The diagnostic approach will be guided by the patient history and physical examination findings. However, every patient with evidence of spinal pain should have a series of spinal radiographs obtained to look for evidence of a disc herniations or other degenerative disease of the vertebral column, diskospondylitis, vertebral neoplasia, fractures or luxations or congenital anomalies. Routine blood work should be performed to look for evidence of infectious or inflammatory disease. If joints appear at all swollen or painful, joints taps should be performed for cytology and culture. If radiographs show evidence of diskospondylitis, urine and blood cultures (if possible) should be performed in an attempt to identify the causative bacteria. If there is evidence of vertebral neoplasia, thoracic radiographs should be obtained. Further evaluation of these patients involves advanced imaging and CSF analysis. If the patient is in severe pain, it should be referred as an emergency. It is quite common for patients presenting with spinal pain to be given a shot of steroids. While this is often extremely effective at controlling the pain in the short term, it hinders obtaining a diagnosis, and in some instances (e.g. diskospondylitis), it will actually increase the severity of the disease, sometimes with catastrophic consequences.

Therapy of spinal pain

Clearly therapy is tailored to the underlying cause – diskospondylitis is treated with antibiotics, disc herniations may be treated conservatively or by surgical decompression, immune mediated diseases such as polyarthritis or steroid responsive meningitis will be treated by immunosuppression and neoplasia may be treated with radiation or surgery. However, there is usually a need to treat the pain as well. A lot of pain can be caused by muscle spasm and diazepam and robaxyn (methocarbomol) are effective at reducing spasm. It is very appropriate to use these drugs if muscle spasm can be seen or palpated. Opiates are one of the most potent analgesic drugs available to us and extremely painful patients should be hospitalized for intravenous opiates. In severe cases, combinations of fentanyl, lidocaine and ketamine can be used. However, drugs such as tramadol and butorphanol and application of fentanyl patches can all be very effective treatments for the patient at home. Non-steroidal anti-inflammatory drugs are useful whenever an inflammatory process may be occurring (e.g disc herniations causing compression and inflammation of nerve roots) but should not be used in combination with steroids. Finally, gabapentin is effective against neuropathic pain and can be very useful for treatment of spinal pain. The effective dose ranges from 4 – 10mg/kg three times a day. Pregabalin (Lyrica) is related to gabapentin and I have found it effective in refractory cases although it is very expensive. Other strategies for treating chronic spinal pain include acupuncture, warm compresses, gentle massage and strictly controlled exercise. We have successfully used epidural and foraminal injections of steroid and opiate to control refractory spinal pain due to lumbosacral disease and to lateralized disc herniations. These procedures need to be performed carefully and are not used widely in small animal veterinary medicine despite the frequency with which they are used in human medicine. It is very important to emphasize that an accurate diagnosis should be obtained before embarking on this type of treatment.

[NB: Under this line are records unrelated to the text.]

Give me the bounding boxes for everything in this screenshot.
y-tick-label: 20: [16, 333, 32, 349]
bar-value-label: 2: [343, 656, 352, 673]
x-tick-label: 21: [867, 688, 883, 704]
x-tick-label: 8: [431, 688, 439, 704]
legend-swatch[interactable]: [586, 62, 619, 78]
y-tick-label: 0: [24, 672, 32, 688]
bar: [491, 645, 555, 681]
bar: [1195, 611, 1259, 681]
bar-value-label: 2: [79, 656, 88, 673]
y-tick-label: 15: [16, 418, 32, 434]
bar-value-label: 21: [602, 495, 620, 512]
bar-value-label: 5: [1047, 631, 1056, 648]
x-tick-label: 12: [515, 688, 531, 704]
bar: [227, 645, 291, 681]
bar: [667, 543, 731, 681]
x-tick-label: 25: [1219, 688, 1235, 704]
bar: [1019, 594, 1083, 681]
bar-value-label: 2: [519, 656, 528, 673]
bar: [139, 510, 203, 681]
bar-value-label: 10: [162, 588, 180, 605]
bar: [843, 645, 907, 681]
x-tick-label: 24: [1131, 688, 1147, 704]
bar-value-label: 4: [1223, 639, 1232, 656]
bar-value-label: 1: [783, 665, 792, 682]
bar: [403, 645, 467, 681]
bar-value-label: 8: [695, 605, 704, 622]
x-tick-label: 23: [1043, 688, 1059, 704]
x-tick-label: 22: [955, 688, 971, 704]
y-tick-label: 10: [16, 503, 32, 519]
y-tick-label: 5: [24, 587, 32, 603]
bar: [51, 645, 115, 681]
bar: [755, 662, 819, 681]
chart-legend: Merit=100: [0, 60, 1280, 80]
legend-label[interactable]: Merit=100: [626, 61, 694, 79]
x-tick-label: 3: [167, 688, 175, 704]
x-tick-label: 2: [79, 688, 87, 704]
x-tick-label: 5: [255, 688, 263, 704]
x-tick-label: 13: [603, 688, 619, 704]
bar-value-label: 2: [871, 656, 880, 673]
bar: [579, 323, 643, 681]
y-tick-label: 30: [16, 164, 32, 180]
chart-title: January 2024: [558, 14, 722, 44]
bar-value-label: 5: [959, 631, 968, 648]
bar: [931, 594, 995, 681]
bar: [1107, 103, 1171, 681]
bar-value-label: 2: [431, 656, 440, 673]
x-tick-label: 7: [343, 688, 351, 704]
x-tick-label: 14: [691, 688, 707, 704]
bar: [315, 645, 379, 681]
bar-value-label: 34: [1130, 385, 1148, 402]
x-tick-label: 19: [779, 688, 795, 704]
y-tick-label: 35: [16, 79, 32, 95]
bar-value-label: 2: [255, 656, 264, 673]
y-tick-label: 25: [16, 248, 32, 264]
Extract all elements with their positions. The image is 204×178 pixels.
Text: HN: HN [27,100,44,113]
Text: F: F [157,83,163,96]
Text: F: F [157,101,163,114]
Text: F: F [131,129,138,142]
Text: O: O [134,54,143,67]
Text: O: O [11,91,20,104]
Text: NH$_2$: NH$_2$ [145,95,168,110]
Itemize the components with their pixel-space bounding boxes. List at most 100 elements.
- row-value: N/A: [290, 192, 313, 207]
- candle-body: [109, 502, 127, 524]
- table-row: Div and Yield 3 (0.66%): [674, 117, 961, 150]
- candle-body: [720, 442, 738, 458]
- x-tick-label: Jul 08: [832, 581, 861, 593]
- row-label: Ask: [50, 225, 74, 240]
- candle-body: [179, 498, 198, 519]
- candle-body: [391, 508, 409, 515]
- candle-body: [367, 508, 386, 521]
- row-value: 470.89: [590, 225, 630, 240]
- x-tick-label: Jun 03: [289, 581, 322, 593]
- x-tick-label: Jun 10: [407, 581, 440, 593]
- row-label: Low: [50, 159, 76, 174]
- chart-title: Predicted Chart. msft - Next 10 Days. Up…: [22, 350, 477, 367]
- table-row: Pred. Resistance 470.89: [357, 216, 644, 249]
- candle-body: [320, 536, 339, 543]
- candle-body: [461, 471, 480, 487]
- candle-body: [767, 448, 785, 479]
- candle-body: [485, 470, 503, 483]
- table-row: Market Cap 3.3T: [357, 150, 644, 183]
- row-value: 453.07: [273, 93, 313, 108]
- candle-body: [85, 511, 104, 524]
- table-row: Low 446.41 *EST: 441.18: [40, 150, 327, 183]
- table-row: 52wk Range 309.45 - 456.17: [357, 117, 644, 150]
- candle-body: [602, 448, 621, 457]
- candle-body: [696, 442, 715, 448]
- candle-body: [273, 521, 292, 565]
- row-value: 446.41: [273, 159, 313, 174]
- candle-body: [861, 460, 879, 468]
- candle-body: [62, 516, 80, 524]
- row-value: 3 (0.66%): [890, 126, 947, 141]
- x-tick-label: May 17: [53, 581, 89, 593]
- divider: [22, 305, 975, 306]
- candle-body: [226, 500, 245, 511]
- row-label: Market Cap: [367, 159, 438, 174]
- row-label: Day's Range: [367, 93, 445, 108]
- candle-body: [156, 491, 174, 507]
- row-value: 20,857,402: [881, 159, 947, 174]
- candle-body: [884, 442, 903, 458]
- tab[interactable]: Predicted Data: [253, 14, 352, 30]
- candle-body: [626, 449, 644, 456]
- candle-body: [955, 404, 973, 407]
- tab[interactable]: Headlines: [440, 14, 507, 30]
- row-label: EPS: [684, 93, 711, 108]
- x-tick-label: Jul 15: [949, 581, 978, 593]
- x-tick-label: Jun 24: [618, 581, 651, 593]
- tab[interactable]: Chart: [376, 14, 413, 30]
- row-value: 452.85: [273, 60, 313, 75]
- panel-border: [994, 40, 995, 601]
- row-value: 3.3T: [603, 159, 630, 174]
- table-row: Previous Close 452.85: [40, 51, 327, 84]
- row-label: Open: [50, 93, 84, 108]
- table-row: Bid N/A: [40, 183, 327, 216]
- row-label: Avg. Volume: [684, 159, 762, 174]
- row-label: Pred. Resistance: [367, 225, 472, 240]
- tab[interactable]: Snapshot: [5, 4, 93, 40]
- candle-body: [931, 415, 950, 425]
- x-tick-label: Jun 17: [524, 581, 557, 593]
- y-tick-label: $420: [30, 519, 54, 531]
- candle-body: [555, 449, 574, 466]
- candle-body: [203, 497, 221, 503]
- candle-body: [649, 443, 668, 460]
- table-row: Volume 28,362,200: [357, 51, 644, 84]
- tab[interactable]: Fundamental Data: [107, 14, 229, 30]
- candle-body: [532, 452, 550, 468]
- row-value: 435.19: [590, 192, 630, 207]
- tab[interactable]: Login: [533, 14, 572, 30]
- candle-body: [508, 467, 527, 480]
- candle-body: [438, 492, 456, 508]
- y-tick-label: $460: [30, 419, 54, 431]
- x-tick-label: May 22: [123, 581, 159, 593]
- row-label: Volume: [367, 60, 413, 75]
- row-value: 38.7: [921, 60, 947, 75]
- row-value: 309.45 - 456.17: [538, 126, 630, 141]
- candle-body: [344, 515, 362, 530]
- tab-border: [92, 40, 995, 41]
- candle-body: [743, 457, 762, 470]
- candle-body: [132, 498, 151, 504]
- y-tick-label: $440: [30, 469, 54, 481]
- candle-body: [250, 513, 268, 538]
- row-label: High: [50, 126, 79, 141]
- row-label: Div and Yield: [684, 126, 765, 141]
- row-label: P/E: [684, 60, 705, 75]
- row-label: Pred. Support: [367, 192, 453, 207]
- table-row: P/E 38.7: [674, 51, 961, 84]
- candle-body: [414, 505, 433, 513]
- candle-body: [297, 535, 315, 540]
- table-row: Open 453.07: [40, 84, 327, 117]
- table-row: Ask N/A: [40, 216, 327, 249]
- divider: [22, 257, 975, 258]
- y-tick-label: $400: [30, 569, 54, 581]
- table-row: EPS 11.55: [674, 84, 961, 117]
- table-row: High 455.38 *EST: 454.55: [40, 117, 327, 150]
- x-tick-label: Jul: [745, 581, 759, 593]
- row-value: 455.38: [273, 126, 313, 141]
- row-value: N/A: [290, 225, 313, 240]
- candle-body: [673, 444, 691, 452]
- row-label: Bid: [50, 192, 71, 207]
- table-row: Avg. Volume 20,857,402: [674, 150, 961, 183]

In conclusion, owners of patients with spinal pain should be listened to carefully and an accurate history and physical examination performed. Successful treatment relies on an accurate diagnosis and treatment of the underlying problem combined with careful treatment of the pain itself.

References

Holland CT, Charles JA, Smith SH, Cortaville PE. Hemihyperaesthesia and hyper-responsiveness resembling central pain syndrome in a dog with a forebrain oligodendroglioma. Aust Vet J. 2000;78:676-80.

Rusbridge C, Jeffery ND. Pathophysiology and treatment of neuropathic pain associated with syringomyelia. Vet J. 2008;175:164-72.

Tipold A, Vandevelde M, Zurbriggen A. Neuroimmunological studies in steroid-responsive meningitis-arteritis in dogs. Res Vet Sci. 1995;58:103-8.

Webb AA. Potential sources of neck and back pain in clinical conditions of dogs and cats: a review. Vet J. 2003;165:193-213.